Let’s say that he’s trying to take pressure off of Ichiro and the organization. If that’s the case, then he needs to learn to say the words, “We’ll address that at the end of the season but we have great respect for what Ichiro has accomplished here.”

Now if they do anything with Ichiro other than bring him back, Zduriencik’s inability to effectively play the game of lying without lying is even more reason why he shouldn’t be a GM.

There are the typical GMs and ex-GMs who are treated as idiots by outsiders who haven’t the faintest idea of how difficult a job it truly is. Dayton Moore is great at building farm systems but has proven wanting in making trades and signing free agents. Jon Daniels isn’t that far away from being considered an idiot after trading Adrian Gonzalez for Adam Eaton and Akinori Otsuka. Ken Williams—who’s won a World Series—had to endure all sorts of absurd criticisms for his management style last winter and now has a team in first place. And like a professional wrestler whose ring persona alternates from “heel” to “face” depending on what the company needs and which feud would bring in the most pay-per-view purchases, Billy Beane has the Moneyball “genius” rhetoric attached to him again because some of the young players he acquired last winter are playing well and manager Bob Melvin has the Athletics performing five miles over their heads.

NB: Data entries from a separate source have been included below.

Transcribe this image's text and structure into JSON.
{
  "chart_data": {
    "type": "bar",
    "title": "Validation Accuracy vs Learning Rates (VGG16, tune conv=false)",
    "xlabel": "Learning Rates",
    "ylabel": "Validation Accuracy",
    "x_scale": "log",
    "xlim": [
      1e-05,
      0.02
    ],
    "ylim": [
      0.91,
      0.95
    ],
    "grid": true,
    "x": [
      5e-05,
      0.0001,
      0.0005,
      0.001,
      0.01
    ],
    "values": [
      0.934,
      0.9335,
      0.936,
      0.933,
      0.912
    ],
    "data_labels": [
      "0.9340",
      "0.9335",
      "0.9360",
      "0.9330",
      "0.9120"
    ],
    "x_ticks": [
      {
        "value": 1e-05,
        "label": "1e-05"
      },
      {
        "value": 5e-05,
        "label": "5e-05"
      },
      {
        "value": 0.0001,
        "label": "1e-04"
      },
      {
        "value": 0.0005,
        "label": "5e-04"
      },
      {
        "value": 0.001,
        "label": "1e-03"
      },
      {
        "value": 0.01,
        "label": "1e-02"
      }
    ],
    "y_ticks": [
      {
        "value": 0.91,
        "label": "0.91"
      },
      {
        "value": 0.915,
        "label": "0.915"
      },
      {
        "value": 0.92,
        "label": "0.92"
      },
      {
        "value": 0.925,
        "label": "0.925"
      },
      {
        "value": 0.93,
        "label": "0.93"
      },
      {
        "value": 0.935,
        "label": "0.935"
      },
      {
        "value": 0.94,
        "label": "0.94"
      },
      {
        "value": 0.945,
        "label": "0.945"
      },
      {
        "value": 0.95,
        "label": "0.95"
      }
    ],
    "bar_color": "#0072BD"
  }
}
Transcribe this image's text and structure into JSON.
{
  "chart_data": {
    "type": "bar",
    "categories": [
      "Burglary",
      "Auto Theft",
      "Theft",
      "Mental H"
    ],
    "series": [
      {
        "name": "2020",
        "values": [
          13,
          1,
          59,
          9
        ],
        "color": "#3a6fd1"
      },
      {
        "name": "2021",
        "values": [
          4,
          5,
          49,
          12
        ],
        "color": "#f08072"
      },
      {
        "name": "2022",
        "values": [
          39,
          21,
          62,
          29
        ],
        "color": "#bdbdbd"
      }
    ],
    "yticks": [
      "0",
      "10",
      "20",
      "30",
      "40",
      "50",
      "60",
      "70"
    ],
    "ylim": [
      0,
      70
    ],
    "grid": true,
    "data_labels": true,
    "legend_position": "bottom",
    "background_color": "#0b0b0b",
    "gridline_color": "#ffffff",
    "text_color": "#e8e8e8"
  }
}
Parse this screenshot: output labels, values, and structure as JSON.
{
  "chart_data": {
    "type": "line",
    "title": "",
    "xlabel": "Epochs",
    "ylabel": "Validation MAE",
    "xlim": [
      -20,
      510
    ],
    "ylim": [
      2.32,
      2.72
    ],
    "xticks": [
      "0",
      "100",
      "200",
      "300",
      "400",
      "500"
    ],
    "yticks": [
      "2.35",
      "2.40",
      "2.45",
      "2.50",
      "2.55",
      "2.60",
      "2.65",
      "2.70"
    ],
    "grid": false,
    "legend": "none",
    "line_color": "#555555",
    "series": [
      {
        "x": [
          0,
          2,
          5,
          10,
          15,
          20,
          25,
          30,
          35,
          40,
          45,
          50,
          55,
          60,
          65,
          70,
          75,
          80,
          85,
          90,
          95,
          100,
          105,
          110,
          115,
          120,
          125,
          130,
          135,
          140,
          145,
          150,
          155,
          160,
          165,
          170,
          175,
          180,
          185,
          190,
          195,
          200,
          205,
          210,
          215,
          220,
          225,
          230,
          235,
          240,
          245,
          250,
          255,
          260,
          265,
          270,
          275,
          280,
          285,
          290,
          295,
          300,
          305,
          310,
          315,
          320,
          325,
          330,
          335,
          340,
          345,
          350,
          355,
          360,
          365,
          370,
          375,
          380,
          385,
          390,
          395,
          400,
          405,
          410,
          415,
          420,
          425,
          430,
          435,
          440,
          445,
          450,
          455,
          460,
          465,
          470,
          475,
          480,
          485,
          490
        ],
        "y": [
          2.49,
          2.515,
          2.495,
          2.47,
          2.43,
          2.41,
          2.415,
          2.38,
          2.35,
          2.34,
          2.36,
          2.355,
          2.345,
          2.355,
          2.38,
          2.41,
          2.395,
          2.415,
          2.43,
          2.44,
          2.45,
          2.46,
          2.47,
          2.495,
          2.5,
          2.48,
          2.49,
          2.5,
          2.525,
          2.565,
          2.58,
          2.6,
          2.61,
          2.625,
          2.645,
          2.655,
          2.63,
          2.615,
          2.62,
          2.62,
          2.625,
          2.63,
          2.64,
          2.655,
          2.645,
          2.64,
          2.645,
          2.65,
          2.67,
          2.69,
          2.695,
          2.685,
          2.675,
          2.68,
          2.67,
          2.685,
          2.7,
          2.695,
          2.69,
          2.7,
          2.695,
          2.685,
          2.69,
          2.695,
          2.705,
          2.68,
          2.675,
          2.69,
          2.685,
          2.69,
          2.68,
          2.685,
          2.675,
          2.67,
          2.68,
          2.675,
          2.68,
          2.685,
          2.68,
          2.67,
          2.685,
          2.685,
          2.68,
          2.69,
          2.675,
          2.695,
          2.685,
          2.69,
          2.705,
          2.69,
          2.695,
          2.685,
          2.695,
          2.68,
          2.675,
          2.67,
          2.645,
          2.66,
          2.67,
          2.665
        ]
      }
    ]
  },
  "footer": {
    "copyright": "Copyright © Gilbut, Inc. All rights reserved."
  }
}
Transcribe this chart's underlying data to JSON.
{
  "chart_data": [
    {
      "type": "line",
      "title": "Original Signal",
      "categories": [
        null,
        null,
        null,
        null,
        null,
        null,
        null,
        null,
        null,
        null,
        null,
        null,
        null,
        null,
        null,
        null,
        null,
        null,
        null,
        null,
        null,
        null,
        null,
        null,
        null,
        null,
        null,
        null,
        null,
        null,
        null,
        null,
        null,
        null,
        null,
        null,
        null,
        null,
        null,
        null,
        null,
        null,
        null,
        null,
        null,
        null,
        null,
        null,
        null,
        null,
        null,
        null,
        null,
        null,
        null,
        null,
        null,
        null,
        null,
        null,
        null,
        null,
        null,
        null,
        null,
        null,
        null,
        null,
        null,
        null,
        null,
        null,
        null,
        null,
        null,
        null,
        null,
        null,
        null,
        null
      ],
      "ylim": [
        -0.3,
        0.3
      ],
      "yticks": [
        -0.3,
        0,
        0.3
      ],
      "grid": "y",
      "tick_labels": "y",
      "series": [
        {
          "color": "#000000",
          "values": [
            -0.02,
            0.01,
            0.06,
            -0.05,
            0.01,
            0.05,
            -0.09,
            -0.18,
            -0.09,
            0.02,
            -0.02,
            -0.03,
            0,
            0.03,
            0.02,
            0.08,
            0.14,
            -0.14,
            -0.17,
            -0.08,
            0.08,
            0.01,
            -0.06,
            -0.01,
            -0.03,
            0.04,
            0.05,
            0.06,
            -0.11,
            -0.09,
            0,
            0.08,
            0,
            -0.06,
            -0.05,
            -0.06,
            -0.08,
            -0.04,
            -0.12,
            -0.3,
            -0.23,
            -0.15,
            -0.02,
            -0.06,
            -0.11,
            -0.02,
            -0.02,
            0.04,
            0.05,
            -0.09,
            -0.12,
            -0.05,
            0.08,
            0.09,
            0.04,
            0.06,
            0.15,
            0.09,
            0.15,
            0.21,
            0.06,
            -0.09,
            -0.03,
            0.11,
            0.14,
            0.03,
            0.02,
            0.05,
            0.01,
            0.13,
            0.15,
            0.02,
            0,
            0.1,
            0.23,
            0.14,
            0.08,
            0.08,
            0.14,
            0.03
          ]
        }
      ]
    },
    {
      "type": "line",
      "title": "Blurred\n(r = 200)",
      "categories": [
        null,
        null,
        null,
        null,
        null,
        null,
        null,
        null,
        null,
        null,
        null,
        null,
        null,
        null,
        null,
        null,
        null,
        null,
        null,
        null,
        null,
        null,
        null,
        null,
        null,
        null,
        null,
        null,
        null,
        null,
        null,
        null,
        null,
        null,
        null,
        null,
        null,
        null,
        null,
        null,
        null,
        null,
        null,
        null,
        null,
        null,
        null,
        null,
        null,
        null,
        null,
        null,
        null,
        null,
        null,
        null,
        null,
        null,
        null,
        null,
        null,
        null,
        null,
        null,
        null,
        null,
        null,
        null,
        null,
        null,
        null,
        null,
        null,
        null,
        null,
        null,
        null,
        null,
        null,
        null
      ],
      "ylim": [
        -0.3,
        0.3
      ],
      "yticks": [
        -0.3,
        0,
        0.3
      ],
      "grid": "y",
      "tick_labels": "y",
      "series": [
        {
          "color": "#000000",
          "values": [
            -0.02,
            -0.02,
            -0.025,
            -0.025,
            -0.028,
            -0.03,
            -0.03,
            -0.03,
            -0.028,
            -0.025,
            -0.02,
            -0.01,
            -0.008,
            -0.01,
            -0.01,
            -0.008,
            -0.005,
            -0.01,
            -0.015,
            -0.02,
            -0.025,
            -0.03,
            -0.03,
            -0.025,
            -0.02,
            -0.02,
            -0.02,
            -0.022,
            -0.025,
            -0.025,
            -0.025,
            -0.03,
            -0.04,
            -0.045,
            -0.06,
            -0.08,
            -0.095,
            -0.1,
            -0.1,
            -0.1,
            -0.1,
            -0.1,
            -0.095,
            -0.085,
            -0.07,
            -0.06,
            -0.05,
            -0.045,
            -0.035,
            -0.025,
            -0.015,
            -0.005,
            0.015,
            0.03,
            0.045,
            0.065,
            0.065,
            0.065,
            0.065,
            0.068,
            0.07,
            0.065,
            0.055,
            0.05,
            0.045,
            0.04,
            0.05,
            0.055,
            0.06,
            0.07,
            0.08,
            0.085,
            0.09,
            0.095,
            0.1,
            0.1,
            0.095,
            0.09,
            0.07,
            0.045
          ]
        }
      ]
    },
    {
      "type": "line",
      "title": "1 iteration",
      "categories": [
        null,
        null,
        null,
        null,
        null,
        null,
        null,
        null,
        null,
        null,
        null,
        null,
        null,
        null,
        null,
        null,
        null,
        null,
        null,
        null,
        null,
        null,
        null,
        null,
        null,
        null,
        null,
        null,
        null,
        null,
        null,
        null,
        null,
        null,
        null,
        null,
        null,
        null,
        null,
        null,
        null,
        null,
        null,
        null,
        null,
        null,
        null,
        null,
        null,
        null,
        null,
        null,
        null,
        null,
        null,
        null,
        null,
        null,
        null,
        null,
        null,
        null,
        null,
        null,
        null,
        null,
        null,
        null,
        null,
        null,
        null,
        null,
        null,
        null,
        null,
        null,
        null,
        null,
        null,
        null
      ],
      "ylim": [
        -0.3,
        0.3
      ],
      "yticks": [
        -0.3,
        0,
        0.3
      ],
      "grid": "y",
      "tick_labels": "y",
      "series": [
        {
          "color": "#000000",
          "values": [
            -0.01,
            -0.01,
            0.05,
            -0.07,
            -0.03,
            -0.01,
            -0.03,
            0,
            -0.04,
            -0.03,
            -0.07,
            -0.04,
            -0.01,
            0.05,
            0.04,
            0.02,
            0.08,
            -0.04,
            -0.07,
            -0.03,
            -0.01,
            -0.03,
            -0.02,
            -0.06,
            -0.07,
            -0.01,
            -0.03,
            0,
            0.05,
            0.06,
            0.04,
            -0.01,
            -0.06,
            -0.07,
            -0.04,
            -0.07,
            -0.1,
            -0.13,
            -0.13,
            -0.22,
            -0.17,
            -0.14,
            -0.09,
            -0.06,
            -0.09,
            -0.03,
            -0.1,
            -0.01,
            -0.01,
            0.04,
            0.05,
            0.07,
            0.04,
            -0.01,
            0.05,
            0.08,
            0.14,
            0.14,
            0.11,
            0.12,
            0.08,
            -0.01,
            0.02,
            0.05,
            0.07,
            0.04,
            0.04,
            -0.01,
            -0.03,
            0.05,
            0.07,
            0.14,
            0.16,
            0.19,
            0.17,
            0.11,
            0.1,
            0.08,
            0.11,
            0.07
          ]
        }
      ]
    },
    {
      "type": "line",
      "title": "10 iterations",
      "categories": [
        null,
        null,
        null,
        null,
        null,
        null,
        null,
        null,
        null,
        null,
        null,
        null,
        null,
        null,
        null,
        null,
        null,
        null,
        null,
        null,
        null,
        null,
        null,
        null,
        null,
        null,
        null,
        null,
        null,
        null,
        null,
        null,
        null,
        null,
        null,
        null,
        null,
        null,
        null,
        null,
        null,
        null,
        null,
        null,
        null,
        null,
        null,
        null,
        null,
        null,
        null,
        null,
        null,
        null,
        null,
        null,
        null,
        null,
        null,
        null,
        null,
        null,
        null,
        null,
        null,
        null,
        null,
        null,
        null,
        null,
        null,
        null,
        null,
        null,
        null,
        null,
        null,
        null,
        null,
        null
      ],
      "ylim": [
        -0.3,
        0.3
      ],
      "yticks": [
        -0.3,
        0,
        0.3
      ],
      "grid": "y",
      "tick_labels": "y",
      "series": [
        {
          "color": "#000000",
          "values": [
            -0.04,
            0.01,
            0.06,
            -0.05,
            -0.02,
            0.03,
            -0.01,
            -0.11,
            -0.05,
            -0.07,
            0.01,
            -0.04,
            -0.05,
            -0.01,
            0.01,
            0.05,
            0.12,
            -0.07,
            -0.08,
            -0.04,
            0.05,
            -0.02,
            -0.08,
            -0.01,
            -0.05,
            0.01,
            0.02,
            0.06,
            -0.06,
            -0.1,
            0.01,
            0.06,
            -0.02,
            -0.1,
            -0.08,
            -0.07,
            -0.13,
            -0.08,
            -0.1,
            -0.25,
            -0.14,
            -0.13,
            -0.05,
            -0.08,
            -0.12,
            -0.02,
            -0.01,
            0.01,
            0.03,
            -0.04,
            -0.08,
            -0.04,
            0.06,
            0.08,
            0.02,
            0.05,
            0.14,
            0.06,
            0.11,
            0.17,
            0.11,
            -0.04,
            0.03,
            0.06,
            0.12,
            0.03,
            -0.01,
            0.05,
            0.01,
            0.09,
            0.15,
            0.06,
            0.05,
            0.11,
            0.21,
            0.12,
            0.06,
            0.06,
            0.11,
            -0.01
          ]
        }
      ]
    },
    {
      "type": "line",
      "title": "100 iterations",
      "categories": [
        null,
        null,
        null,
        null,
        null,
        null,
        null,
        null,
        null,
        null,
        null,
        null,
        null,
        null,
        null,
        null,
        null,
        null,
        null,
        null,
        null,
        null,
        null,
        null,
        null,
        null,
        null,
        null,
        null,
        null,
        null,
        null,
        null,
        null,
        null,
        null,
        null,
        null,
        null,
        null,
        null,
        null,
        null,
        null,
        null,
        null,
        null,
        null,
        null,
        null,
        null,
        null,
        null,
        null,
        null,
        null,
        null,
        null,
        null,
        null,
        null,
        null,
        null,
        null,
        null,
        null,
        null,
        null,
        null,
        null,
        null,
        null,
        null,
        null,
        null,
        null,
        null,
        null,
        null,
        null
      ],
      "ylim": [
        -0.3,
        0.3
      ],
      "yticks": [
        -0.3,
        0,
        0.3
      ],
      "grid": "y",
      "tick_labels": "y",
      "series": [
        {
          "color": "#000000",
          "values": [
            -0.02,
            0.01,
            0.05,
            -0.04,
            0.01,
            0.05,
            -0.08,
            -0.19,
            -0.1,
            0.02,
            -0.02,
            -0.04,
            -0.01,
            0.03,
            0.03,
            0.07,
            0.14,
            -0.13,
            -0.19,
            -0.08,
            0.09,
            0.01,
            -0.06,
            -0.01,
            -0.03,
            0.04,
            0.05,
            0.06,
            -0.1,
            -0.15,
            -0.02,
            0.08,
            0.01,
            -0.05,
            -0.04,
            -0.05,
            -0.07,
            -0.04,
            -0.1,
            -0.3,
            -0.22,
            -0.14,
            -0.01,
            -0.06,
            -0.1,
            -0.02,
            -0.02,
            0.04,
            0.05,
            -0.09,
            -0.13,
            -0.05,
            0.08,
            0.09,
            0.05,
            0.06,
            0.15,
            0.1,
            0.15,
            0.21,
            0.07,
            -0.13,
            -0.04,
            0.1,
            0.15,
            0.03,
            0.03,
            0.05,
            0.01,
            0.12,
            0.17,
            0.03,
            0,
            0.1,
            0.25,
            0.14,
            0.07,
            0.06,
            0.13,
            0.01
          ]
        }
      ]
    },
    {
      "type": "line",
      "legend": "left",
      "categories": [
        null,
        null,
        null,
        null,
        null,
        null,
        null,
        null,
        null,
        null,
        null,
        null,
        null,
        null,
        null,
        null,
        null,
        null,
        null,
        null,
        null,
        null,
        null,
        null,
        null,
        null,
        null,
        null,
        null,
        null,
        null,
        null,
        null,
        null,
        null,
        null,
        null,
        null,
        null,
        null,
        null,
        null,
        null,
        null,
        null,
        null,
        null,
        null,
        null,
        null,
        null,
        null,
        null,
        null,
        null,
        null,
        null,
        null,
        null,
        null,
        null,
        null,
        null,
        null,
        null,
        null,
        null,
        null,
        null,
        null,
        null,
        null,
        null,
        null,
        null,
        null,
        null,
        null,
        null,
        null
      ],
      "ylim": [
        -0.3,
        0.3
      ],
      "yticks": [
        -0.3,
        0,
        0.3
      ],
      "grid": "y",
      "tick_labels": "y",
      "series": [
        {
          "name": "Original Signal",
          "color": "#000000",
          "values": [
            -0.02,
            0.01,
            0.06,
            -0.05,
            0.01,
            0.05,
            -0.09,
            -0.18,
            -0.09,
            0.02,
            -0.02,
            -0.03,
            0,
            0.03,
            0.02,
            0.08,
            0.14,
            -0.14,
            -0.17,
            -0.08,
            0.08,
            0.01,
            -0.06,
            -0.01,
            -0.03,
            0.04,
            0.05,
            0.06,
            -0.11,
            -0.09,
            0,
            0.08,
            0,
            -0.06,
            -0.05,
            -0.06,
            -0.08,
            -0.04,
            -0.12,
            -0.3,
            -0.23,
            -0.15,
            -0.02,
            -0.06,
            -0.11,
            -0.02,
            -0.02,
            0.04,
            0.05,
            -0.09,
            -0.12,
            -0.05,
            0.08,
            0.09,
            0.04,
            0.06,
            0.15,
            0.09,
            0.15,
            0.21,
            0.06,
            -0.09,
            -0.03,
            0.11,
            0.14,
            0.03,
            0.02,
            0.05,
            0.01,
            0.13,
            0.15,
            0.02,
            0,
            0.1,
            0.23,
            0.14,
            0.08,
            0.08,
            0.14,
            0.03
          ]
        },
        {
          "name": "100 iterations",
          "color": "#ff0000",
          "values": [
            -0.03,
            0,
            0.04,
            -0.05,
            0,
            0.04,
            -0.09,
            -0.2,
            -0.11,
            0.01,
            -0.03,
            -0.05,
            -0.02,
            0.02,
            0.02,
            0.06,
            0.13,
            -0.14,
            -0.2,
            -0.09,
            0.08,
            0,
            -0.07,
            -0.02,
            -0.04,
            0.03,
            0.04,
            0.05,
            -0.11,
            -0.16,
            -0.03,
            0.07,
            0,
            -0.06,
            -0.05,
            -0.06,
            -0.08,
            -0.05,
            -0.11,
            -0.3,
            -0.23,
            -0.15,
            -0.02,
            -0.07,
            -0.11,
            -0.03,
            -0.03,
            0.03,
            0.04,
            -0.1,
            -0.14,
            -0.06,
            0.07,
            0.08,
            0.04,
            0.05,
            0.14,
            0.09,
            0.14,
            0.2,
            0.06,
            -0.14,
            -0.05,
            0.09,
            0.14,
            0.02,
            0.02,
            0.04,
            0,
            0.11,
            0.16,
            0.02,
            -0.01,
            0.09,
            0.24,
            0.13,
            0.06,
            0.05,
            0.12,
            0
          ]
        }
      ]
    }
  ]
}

Again, in spite of the Moneyball strategy no longer existing in the form in which it was presented, Beane is serving as validation for numbers above all else, reality be damned.

Which is it? Are they geniuses? Are they idiots? Are they politicians? Are they people trying to do a job that’s become impossible to do without angering someone?

Do you know?

What makes it worse is the “someones” they’re angering are either using them for personal interests or don’t have the first clue as to what they’re talking about.

If Jeff Luhnow thought he’d be safe from their wrath—unleashed behind the safety and anonymity of computer screens—he learned pretty quickly that he wasn’t. The idea of, “they believe what I believe” didn’t protect him from the poisonous barbs and accusations of betrayal from the everyday readers of Fangraphs when he chose to make Brett Myers his closer. Even the paper thin-skinned armchairiest of armchair experts, Keith Law, to whom Luhnow supposedly offered a job (although I don’t really believe he did) went after his would-be boss questioning the decision.

It’s easy to criticize when not responsible for the organization; when there’s no accountability and one has the option of never admitting they’re wrong about anything as a means to bolster credibility. This, in reality, does nothing other than display one’s weaknesses and lack of confidence. It’s no badge of honor to never make a mistake.

It’s the easiest thing in the world to be the “I’d do” guy. I’d do this. I’d do that. But would they “do” what they say they’d do? Or would they want to quit after one day? After one negative column from a former friend? After understanding that being a GM isn’t about making trades, signing players and being a hero, but about drudgery and having to use ambiguous phrasing to keep from saying anything at all?

Do you think a GM or an inside baseball person wants to hear criticisms from the likes of Joe Sheehan? From Law? From Joel Sherman? Could these media experts handle the job and the savagery to which a GM in today’s game is subjected every…single…day? They’d curl into the fetal position and cry.

I’d never, ever last more than a week as a GM because: A) I don’t have the patience to answer ridiculous and repetitive questions from reporters; B) I can’t play the game of giving nuggets that I know are lies or exaggerations to media outlets and bloggers in order to maintain a solid relationship with them and exchange splashy headlines for the stuff I want out there for my own benefit; and C) I’m incapable of placating an owner or boss to the degree where I lose credibility.

Whichever one Zduriencik is doing is grounds for a change.

There comes a time when enough’s enough and this Ichiro nonsense, to me, is it.